DECUBIETA EN ISRAEL UNA CASA DE 10.000 AÑOS DE ANTIGUEDAD.

NOTICIAS:


En una tierra con tanta riqueza histórica como la que queda comprendida entre el río Jordán y el Mediterráneo es difícil encontrar yacimientos que sorprendan a los arqueólogos. Esta semana ha visto una rara excepción. Una excavación al suroeste de Jerusalén, en una zona donde se iba a ampliar una carretera, ha descubierto una estructura de 10.000 años de antigüedad, probablemente una vivienda, que según la Agencia de Antigüedades de Israel es la más antigua del lugar, erigida en el Neolítico y cuyos moradores formaban parte de una generación que comenzaba a abandonar el estilo de vida nómada a favor de uno sedentario, abriendo vías al cultivo y la ganadería.

Otras construcciones en la zona pertenecen a la Edad del Cobre, la segunda mitad del quinto milenio antes de Cristo. Junto a los restos de unos edificios cuya finalidad no se ha identificado aún hay un menhir hexagonal de 1,30 metros de altura y varios cientos de kilos de peso, mínimamente pulido en sus seis lados y con su cara más amplia dirigida al este. Los arqueólogos consideran que era un objeto de culto, lo que podría indicar que cerca de él se hallaba un templo. De momento, en la región sólo se han localizado casas de rezo del Calcolítico en Ein Gedi, en la orilla occidental del Mar Muerto, y en Teleilat Ghassul, en la parte jordana de este.Según los arqueólogos, el edificio fue reparado en varias ocasiones a lo largo de los siglos. Junto a la vivienda se encontraron nueve hachas primitivas, probablemente pertenecientes a una era posterior, que habían sido abandonadas por su dueño. Varias se emplearon como instrumentos de cultivo y otras para el culto. De hecho, hay varios indicios de que en el yacimiento hubo diversos sitios erigidos para la actividad religiosa.

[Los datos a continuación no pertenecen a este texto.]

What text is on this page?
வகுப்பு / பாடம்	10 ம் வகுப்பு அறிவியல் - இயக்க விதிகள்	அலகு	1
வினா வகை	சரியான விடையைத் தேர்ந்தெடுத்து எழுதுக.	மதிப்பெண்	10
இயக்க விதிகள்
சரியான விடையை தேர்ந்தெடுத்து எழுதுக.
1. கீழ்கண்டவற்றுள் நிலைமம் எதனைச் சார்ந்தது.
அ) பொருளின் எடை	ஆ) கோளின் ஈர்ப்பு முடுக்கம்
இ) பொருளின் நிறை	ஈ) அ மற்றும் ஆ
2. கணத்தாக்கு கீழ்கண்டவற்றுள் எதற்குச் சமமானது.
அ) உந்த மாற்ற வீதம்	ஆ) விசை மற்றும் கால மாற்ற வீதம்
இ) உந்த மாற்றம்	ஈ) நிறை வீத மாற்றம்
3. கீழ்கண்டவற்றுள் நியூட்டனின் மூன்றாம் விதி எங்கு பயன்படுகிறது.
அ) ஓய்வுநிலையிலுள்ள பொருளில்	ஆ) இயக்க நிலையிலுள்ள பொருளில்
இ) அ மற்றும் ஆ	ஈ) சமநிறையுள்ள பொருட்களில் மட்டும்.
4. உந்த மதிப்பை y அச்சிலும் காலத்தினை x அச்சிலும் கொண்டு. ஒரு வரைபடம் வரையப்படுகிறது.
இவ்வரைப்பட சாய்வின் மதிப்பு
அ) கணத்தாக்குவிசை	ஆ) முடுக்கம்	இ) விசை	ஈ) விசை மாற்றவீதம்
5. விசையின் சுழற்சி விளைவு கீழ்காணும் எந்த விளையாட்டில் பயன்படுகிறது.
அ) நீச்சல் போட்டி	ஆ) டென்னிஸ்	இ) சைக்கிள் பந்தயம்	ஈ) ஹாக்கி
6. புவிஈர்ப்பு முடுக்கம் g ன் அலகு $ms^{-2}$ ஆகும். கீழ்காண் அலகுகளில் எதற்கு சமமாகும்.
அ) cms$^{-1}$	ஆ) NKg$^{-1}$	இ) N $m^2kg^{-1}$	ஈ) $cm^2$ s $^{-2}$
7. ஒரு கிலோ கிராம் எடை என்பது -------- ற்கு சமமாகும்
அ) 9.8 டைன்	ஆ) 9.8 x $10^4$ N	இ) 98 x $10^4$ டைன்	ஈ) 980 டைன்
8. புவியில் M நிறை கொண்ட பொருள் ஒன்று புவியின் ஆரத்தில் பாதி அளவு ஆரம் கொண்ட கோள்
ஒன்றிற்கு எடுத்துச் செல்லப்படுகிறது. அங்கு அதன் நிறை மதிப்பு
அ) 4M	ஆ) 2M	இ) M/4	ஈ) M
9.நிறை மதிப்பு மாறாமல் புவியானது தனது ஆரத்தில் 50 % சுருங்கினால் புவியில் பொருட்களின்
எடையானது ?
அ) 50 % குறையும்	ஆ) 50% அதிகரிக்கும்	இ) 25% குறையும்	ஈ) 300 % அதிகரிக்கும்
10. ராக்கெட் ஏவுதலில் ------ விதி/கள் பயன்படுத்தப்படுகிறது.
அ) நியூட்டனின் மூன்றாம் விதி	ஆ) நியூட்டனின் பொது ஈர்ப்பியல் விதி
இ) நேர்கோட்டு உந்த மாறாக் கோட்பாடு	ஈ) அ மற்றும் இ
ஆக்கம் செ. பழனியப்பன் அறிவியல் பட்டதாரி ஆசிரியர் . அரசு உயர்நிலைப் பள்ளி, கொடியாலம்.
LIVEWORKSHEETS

Los expertos han podido trazar la evolución de la comunidad asentada en este lugar gracias al crecimiento y la expansión de los edificios a lo largo de los siglos. “Esta excavación nos ofrece un amplio retrato de la evolución y el desarrollo de la sociedad en este asentamiento a lo largo de las eras”, explica Amir Golani, uno de los directores de la misión arqueológica. “De este modo podemos ver claramente que en la Edad del Bronce, hace 5.000 años, la sociedad rural hizo la transición a una sociedad urbana. Podemos ver claramente un asentamiento que fue planificado gradualmente, que fue incluyendo callejones y edificios que eran muy impresionantes desde el punto de vista de su tamaño y la forma de su construcción”.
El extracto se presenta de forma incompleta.